Fred Lynn retired in 1990 after a 17-year career in the majors.

“I remember we won,” said Terry Crowley, pinch-hitter extraordinaire for the Big Red Machine, struggling for details. “I remember Joe Morgan got a hit. It wasn’t a bullet line drive. We were fortunate it fell in.”

“It won’t take long,” said Bob Montgomery, the backup catcher who pinch hit in the ninth inning and made the second out in his only World Series at-bat. “I really don’t remember much about it.”

“I thought the Red Sox won that World Series on Carlton Fisk’s home run?” sneered an email from Cincinnati.

Indeed, for years, Fisk has joked to people that the Red Sox did win that World Series, three games to four.

There no doubt are legions of fans who believe that is exactly what happened, following four decades of focus centered on Fisk’s iconic, 12th-inning, walk-off Game 6 homer that set up one of the most overlooked Game 7’s in history.

A few years ago, MLB Network named Game 6 as the greatest World Series game ever played. ESPN named 1975 as the second-greatest World Series ever played, behind the Twins-Braves (1991).

And yet, its decisive Game 7 draws blank stares and scratched heads…until you poke a few memories.

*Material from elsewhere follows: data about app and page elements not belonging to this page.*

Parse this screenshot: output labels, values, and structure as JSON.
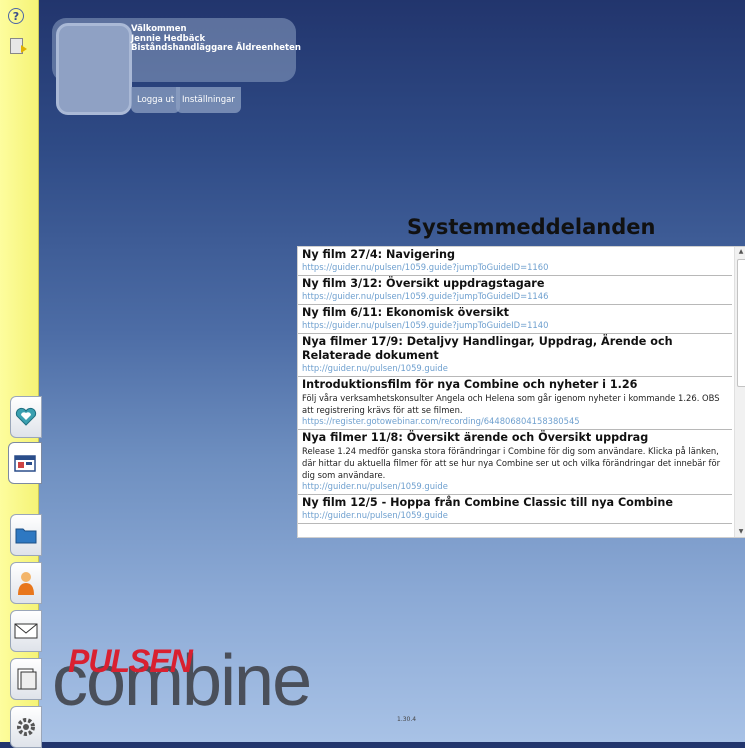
{
  "sidebar": {
    "help_icon": "?",
    "buttons": [
      "heart-icon",
      "calendar-icon",
      "folder-icon",
      "person-icon",
      "envelope-icon",
      "document-icon",
      "gear-icon"
    ]
  },
  "welcome": {
    "greeting": "Välkommen",
    "name": "Jennie Hedbäck",
    "role": "Biståndshandläggare Äldreenheten",
    "logout_label": "Logga ut",
    "settings_label": "Inställningar"
  },
  "system_messages": {
    "title": "Systemmeddelanden",
    "items": [
      {
        "title": "Ny film 27/4: Navigering",
        "body": "",
        "link": "https://guider.nu/pulsen/1059.guide?jumpToGuideID=1160"
      },
      {
        "title": "Ny film 3/12: Översikt uppdragstagare",
        "body": "",
        "link": "https://guider.nu/pulsen/1059.guide?jumpToGuideID=1146"
      },
      {
        "title": "Ny film 6/11: Ekonomisk översikt",
        "body": "",
        "link": "https://guider.nu/pulsen/1059.guide?jumpToGuideID=1140"
      },
      {
        "title": "Nya filmer 17/9: Detaljvy Handlingar, Uppdrag, Ärende och Relaterade dokument",
        "body": "",
        "link": "http://guider.nu/pulsen/1059.guide"
      },
      {
        "title": "Introduktionsfilm för nya Combine och nyheter i 1.26",
        "body": "Följ våra verksamhetskonsulter Angela och Helena som går igenom nyheter i kommande 1.26. OBS att registrering krävs för att se filmen.",
        "link": "https://register.gotowebinar.com/recording/644806804158380545"
      },
      {
        "title": "Nya filmer 11/8: Översikt ärende och Översikt uppdrag",
        "body": "Release 1.24 medför ganska stora förändringar i Combine för dig som användare. Klicka på länken, där hittar du aktuella filmer för att se hur nya Combine ser ut och vilka förändringar det innebär för dig som användare.",
        "link": "http://guider.nu/pulsen/1059.guide"
      },
      {
        "title": "Ny film 12/5 - Hoppa från Combine Classic till nya Combine",
        "body": "",
        "link": "http://guider.nu/pulsen/1059.guide"
      }
    ]
  },
  "logo": {
    "brand": "PULSEN",
    "product": "combine",
    "version": "1.30.4"
  },
  "colors": {
    "sidebar": "#f5f376",
    "accent_red": "#d92030",
    "link": "#6fa0cf"
  }
}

Then, the tales come pouring forth: The Spaceman, the pitching coach banished to the bullpen, biblical rain, a lost bus driver causing Sparky Anderson to stomp into a gas station for directions in full Reds uniform, too-tight kangaroo-skin cleats (hey, it was the 1970s), lobsters on airplanes and a manager who had lost the respect of many of his players.

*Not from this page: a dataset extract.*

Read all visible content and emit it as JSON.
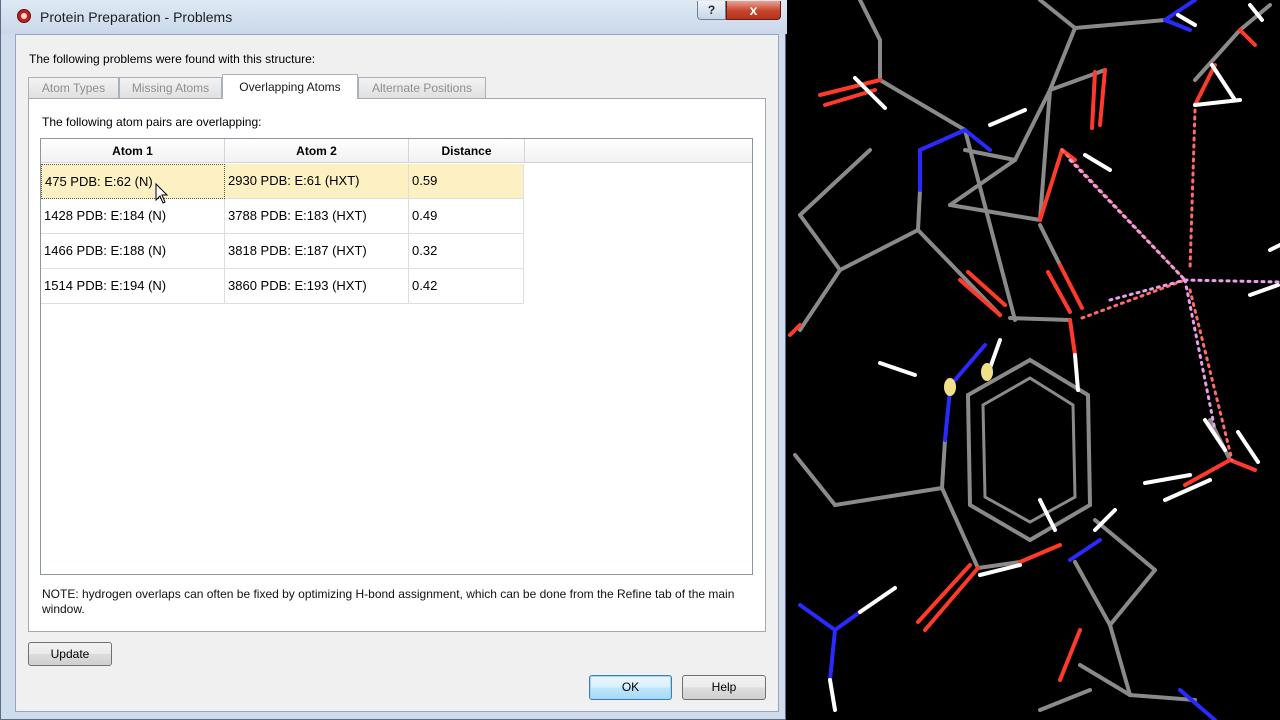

Game 7 was played on Oct. 22, 1975, just 11 days after the debut of a brand new hipster television show called Saturday Night Live, less than two months after the Aug. 25 release of the seminal album Born to Run and just hours after Game 6 bled into the early morning hours of Oct. 22.

Some American masterpieces, you just shouldn’t let slip away.


The story of Game 7 really begins in the wee hours of the morning of Oct. 22, after Fisk’s suitable-for-framing home run crashed down and the church bells rang in his hometown of Charlestown, New Hampshire.